Buy The Assets, Not The Business
Most understand the principle behind buying the assets, not the business. Certainly, most lawyers and accountants understand and give appropriate guidance to their clients, however, some small business owners have not gotten the memo and buy the business to their potential peril.
So, here is the info you need to better understand this issue and the reasons why I highly recommend that under most circumstances it is best to buy the assets of a business as opposed to buying the entire business.
Perhaps the most compelling reason is that when buying the assets you leave the liabilities behind. The unsecured creditors cannot make a claim against the assets of the new entity. Any unpaid tax obligations, if not yet liened, will not follow the assets. Lawsuits and any liabilities, known or unknown, will not follow the assets –they are left behind. Thus, prudence dictates that when purchasing a business one should design it as an asset purchase. This will prevent costly mistakes.

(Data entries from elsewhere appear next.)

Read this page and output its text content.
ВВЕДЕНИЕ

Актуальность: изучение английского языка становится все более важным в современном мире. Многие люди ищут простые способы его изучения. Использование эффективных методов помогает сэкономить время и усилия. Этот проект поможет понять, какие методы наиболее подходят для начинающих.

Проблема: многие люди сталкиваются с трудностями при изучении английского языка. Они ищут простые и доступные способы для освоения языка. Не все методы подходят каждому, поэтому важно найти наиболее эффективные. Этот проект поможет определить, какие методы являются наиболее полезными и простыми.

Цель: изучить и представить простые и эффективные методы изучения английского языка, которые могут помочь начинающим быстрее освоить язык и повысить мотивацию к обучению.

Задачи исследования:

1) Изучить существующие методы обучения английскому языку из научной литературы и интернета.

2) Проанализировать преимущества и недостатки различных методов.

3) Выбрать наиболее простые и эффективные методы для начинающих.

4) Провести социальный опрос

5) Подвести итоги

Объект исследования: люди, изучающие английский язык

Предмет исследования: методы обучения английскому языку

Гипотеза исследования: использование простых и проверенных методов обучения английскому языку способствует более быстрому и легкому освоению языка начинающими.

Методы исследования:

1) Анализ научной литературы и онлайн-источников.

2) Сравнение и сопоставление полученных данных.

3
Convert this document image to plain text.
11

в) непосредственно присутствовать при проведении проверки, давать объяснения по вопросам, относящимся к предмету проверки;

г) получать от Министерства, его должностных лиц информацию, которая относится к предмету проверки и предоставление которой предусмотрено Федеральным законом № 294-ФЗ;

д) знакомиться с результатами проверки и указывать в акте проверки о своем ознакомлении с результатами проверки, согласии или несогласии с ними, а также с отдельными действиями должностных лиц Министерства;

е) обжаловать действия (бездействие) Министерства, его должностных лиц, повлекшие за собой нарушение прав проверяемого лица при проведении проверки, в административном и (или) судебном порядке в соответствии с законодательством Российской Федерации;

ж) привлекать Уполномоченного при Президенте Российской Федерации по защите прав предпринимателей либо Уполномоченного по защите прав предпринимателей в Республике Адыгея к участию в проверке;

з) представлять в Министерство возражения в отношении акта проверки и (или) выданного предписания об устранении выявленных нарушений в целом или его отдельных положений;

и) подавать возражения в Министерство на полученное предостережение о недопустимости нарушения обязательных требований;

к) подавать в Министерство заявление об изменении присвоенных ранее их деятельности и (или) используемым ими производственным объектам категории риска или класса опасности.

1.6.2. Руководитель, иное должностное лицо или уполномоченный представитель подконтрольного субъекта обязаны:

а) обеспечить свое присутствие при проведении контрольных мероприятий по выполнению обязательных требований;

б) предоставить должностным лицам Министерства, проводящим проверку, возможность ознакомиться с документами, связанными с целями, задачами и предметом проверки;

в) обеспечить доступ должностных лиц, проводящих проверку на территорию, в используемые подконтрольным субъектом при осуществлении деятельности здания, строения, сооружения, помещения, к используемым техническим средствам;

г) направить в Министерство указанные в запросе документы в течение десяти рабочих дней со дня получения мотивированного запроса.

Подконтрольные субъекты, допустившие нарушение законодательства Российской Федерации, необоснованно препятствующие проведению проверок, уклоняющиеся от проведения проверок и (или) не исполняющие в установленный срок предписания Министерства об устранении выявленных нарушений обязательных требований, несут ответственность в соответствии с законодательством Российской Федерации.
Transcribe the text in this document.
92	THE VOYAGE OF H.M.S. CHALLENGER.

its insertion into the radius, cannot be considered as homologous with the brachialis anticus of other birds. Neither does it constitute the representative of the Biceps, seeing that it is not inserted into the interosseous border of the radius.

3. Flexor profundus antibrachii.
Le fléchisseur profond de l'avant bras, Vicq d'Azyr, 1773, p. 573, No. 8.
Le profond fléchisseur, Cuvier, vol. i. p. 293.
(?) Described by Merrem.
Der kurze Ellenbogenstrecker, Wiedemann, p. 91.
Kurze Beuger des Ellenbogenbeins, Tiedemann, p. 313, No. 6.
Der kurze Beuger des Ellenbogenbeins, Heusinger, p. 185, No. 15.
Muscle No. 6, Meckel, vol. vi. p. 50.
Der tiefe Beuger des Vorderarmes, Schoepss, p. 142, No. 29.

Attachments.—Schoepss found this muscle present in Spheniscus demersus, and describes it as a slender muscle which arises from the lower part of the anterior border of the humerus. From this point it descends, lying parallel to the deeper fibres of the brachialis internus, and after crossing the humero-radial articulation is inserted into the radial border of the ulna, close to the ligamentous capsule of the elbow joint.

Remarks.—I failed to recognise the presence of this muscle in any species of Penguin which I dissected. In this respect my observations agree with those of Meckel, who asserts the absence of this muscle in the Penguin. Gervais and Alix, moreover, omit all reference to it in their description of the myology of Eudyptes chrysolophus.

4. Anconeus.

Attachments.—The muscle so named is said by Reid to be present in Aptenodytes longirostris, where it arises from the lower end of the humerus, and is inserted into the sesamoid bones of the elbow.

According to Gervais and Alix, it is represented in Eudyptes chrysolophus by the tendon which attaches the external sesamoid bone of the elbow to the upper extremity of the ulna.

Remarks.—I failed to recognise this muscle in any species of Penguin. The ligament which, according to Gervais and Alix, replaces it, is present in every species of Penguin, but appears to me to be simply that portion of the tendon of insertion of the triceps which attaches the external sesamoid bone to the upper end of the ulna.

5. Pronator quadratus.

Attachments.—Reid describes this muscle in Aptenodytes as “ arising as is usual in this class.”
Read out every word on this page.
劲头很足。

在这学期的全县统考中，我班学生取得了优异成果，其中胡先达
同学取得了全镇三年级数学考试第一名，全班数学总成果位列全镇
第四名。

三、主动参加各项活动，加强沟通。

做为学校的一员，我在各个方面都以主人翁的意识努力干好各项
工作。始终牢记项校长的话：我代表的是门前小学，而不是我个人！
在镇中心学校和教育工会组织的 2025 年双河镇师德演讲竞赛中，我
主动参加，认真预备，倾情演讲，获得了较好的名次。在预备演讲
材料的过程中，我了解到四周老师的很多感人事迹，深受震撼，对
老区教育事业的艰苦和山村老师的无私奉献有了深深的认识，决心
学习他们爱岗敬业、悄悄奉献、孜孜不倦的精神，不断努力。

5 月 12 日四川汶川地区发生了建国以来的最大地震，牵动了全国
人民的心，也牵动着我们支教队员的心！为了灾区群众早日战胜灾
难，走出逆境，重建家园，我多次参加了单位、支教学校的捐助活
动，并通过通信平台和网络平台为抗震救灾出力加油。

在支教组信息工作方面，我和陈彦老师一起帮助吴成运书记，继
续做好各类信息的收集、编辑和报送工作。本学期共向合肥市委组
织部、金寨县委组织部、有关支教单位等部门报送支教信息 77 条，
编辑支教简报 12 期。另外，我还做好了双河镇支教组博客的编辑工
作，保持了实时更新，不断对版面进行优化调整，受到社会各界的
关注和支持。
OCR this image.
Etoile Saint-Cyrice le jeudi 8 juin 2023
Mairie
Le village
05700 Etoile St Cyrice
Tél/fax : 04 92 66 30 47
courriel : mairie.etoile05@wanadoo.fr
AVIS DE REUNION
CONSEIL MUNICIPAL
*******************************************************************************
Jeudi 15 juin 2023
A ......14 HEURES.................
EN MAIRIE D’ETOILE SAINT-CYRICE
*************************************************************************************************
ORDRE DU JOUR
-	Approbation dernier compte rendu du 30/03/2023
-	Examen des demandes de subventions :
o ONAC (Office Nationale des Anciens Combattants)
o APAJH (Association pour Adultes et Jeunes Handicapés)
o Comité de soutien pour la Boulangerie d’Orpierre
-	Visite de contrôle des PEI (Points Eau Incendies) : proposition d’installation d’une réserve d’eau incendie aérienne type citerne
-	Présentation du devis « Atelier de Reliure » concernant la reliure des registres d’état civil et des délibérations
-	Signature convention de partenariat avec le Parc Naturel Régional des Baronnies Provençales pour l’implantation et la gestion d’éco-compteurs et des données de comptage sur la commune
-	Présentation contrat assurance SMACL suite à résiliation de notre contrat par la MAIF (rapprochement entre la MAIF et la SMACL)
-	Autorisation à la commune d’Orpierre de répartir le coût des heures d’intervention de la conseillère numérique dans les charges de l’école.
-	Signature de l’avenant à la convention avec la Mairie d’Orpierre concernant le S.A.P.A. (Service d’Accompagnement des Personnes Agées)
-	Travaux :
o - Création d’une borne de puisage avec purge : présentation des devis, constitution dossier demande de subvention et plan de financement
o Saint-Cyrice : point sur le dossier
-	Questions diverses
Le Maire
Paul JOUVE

In all reality, the business follows the assets so there is really no detriment to the decision to design your acquisition as an asset purchase. You will receive the benefits you are seeking as everything you need will be available to you to continue the operation. If the business is not making a profit there is no technical “goodwill” and thus the business is only worth the value of the assets, so it stands to reason that the best strategy is to only purchase the assets and not the business.
The name of the business is an asset and can be purchased and can remain exactly the same as it was. The telephone numbers are assets, as are the fax number, the website, the customer list, vendor list, etc. Everything necessary to run and continue the business is an asset and available for purchase and such a purchase ensures that you are not inviting the liabilities to join you in your new venture.